Above all it is in the book that Arch takes an encyclopedic look at The World, especially at the economic, political, religious and social orders in that world, as he pours out a lifetime of observation, experience, thinking, analysis, and prescriptive admonition – “there needs to be” is a frequent phrase throughout the book – for all who would read. He was a dyed-in-the-wool John Maynard Keynesian, painting the macroeconomic picture, and clearly in these later days swimming against the tide in the current political and cultural throes which afflict America.

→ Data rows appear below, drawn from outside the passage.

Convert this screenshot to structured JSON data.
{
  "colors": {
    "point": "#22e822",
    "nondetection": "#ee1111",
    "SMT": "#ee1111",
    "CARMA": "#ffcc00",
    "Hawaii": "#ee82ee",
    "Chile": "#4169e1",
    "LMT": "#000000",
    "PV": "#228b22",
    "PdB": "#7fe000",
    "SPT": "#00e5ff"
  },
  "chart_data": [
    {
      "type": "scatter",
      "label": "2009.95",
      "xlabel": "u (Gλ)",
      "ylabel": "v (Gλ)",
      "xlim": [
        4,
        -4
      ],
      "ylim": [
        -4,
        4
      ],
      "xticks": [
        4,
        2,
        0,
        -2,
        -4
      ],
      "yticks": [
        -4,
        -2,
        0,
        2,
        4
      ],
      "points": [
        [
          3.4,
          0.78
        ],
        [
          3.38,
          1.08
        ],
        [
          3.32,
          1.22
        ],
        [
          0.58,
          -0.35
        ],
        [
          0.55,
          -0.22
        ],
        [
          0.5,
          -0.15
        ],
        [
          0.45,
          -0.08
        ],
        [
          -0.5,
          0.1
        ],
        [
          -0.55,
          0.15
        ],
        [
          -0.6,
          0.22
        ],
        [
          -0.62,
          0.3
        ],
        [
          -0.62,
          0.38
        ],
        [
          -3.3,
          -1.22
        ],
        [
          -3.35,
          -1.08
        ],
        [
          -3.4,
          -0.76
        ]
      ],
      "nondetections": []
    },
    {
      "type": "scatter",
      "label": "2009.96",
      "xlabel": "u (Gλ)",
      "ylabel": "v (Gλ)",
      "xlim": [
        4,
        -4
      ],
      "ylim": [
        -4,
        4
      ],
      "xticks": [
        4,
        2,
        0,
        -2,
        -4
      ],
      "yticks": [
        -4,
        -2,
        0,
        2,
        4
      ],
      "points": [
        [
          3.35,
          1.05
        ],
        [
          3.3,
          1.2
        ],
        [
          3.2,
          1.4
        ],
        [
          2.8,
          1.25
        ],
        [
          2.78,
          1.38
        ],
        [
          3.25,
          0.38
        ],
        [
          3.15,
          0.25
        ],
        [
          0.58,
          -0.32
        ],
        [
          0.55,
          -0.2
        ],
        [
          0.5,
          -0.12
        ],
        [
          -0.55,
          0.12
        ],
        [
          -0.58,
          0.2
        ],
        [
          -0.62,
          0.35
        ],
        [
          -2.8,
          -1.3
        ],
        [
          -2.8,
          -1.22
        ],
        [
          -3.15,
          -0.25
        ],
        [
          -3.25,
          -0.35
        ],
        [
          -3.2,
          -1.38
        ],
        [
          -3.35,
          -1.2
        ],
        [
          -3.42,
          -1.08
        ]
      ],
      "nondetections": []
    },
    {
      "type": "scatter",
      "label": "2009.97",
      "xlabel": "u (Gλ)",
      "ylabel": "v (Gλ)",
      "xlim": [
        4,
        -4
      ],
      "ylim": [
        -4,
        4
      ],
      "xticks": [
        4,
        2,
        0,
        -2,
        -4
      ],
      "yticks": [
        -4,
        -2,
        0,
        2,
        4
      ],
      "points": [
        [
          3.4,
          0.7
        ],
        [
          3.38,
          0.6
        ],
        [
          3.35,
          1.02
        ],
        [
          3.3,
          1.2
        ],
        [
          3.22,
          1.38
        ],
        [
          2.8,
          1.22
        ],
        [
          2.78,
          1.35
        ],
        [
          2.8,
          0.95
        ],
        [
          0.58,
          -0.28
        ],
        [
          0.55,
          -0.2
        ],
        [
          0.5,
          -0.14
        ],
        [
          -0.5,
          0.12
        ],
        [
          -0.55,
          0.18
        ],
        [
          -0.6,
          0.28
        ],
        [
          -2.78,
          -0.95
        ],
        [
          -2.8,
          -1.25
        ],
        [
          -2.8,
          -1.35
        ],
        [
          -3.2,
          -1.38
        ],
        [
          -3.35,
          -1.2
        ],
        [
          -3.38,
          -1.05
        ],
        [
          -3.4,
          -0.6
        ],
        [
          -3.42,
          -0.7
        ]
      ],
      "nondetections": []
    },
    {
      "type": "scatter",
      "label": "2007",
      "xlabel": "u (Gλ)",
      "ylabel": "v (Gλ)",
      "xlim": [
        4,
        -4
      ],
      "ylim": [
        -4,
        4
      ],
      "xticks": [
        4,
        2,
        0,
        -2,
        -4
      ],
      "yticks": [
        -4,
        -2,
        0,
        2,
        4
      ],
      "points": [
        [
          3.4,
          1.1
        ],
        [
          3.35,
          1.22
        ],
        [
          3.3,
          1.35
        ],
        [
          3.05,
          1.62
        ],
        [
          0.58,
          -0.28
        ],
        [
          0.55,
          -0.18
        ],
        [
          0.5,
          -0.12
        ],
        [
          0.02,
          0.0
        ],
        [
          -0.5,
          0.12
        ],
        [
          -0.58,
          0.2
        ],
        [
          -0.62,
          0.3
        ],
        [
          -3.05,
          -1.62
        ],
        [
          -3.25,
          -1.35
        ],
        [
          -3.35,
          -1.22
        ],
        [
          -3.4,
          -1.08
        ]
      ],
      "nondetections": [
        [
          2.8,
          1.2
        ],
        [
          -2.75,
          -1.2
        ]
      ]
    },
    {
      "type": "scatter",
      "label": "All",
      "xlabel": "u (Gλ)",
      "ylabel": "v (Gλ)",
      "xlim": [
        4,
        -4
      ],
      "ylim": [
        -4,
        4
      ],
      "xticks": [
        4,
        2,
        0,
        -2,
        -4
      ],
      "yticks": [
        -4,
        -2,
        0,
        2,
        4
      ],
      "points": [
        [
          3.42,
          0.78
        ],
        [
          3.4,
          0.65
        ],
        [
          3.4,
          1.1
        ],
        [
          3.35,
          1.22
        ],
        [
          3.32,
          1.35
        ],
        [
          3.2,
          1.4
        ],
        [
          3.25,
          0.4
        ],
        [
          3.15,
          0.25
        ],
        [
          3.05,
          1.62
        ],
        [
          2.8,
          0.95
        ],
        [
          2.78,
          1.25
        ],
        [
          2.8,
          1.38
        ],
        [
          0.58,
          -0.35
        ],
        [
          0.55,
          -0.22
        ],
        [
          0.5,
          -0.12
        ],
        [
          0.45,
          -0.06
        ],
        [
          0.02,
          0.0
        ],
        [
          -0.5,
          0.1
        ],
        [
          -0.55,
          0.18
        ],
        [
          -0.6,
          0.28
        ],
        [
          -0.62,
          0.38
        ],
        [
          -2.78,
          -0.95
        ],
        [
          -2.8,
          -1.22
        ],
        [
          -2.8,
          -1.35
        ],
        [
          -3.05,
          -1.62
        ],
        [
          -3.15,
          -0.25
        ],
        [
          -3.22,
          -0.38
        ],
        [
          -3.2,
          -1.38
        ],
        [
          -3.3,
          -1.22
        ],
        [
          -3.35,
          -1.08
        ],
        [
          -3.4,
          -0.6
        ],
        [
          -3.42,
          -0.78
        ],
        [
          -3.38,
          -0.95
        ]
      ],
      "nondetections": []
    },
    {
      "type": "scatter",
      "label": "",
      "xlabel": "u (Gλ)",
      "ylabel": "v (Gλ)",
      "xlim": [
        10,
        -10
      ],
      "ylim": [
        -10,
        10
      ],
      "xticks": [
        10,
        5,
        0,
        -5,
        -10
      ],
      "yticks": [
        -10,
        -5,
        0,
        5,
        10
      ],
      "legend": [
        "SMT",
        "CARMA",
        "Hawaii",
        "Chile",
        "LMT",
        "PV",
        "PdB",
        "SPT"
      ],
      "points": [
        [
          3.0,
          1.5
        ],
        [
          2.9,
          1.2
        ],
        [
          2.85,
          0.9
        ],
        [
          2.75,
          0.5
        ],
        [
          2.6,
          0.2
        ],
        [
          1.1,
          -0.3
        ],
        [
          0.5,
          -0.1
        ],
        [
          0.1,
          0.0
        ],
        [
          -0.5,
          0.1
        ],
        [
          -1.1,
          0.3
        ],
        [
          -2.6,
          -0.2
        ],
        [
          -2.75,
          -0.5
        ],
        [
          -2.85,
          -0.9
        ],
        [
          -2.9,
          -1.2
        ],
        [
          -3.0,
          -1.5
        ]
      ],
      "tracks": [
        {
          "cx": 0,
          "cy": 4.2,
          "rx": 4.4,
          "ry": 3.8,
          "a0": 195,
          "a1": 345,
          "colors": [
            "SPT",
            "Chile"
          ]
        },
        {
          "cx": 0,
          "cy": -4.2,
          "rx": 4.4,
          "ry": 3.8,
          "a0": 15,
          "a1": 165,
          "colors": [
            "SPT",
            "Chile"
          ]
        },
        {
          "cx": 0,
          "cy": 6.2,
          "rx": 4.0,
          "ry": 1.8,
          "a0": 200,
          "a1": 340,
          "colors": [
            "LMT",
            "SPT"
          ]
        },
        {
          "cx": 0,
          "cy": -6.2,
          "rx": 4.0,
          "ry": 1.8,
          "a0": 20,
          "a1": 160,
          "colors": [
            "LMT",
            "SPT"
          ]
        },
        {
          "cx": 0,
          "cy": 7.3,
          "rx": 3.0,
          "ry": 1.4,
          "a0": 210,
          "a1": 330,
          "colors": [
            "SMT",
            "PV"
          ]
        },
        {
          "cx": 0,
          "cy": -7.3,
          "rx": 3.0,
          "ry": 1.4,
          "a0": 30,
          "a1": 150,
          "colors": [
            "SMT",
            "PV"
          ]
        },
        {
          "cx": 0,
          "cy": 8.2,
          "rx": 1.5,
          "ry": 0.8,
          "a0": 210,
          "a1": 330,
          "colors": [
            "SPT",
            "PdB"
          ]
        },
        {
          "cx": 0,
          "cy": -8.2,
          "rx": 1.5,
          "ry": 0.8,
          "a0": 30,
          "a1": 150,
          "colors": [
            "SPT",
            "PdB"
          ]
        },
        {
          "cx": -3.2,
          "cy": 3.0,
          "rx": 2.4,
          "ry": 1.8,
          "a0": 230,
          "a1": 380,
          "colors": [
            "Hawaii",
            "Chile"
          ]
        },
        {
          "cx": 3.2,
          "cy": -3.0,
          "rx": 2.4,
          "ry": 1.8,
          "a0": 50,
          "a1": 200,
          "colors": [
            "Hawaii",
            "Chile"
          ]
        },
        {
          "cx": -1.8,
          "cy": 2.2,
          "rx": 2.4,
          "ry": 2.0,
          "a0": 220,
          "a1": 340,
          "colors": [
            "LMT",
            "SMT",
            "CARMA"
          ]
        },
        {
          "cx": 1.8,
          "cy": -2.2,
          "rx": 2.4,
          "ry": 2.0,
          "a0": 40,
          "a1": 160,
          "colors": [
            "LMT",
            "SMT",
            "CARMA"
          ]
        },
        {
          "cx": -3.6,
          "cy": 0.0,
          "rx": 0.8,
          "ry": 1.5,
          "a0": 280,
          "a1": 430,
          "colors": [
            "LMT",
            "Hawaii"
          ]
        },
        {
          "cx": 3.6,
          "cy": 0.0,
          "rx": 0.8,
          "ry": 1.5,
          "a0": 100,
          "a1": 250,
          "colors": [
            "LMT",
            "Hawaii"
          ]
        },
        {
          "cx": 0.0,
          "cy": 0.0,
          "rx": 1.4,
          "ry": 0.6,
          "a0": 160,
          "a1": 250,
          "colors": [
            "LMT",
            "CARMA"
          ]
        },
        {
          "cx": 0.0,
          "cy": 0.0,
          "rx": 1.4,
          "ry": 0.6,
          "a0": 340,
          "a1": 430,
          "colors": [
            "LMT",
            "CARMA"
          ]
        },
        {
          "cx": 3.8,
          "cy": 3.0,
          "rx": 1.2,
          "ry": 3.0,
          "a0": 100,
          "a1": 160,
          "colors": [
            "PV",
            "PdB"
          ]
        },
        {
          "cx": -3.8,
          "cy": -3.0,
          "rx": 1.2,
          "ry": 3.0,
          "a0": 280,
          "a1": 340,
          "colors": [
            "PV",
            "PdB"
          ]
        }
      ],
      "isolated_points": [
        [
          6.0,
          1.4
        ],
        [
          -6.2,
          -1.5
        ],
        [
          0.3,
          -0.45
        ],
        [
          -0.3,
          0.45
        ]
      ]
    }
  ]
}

Social liberalism trumps laissez-faire conservatism (he refused to use the label “free-market conservatives”). Civil rights must check civil liberties. Macroeconomics is more important than microeconomics. Nonmarket exchange (concerned with the welfare of all) must be cherished as much as market exchange (requiring that everyone makes it or not on his or her own).  Unions shops are workers’ major recourse to the concentration of power and wealth among those who own or control resources. For Arch the United Nations Universal Declaration of Human Rights was a foundational document.

Unvarying, social liberalism.

Religion, his faith in God, also formed Arch Stuart as a scholar and writer and advocate. Throughout his papers and the book, are references to teachings, from both testaments of the Bible and especially the gospels, and from the Book of Common Prayer which we use today.

He was a modern voice for the old Social Gospel, a movement in Christianity from early in the last century for social justice, which, keenly reading the whole Bible, saw that God’s will extends beyond the redemption of the individual, but also includes the whole of cultures and societies.

The landowner who hired people at different hours, some for only one hour, and paid them all the same wage?  Everyone has the right to an adequate standard of living:  Arch, referring to that teaching, wrote, Jesus knew that.

Think of the Good Samaritan, who gave health care in the desert to the man who had been robbed not because he deserved it or had insurance, but because he was in need.

Recall the Gospel lesson we ready this morning – about God’s judgment with the sheep on one side, the goats on the other. We tend to see each “side” as a collection of virtuous or non-virtuous individuals. The gospel talks about gathering “the nations.”  The social gospel also can see each group as a whole culture – the United States, for example, all of us, judged, on whether we cared for the poor, the hungry, the sick. Are we Sheep?  Or Goats?

He has been one of a kind. He pushed on, in the worst of times. And yet he is but one of our kind:  a person moved by experience, thought, faith – who like all of us lived equal with others before God and was loved equally by God in God’s justice. That moral vision is something huge to strive for, as we are reminded as we celebrate the 50th anniversary of the signing of the Civil Rights Act.

And in that loving justice, we believe that God has brought Arch Stuart, as God intends for each of us, through this life and into a life far greater than we can ask or imagine. I hope in the new life there are some surprises for Arch: affirmation for those principles for which he lived his life?  Maybe an active clearing house for intercessory prayer?  Certainly a love that passes all understanding.

For us?  Arch leaves us a clear legacy. That last afternoon in the hospital, he held our hands, tightly, as he tried to tell us some last things. Then he drifted into a deep sleep. Something from deep inside me moved me to say quietly, “Arch, we will carry on.”

To the glory of God and the well-being of all people. May it be so.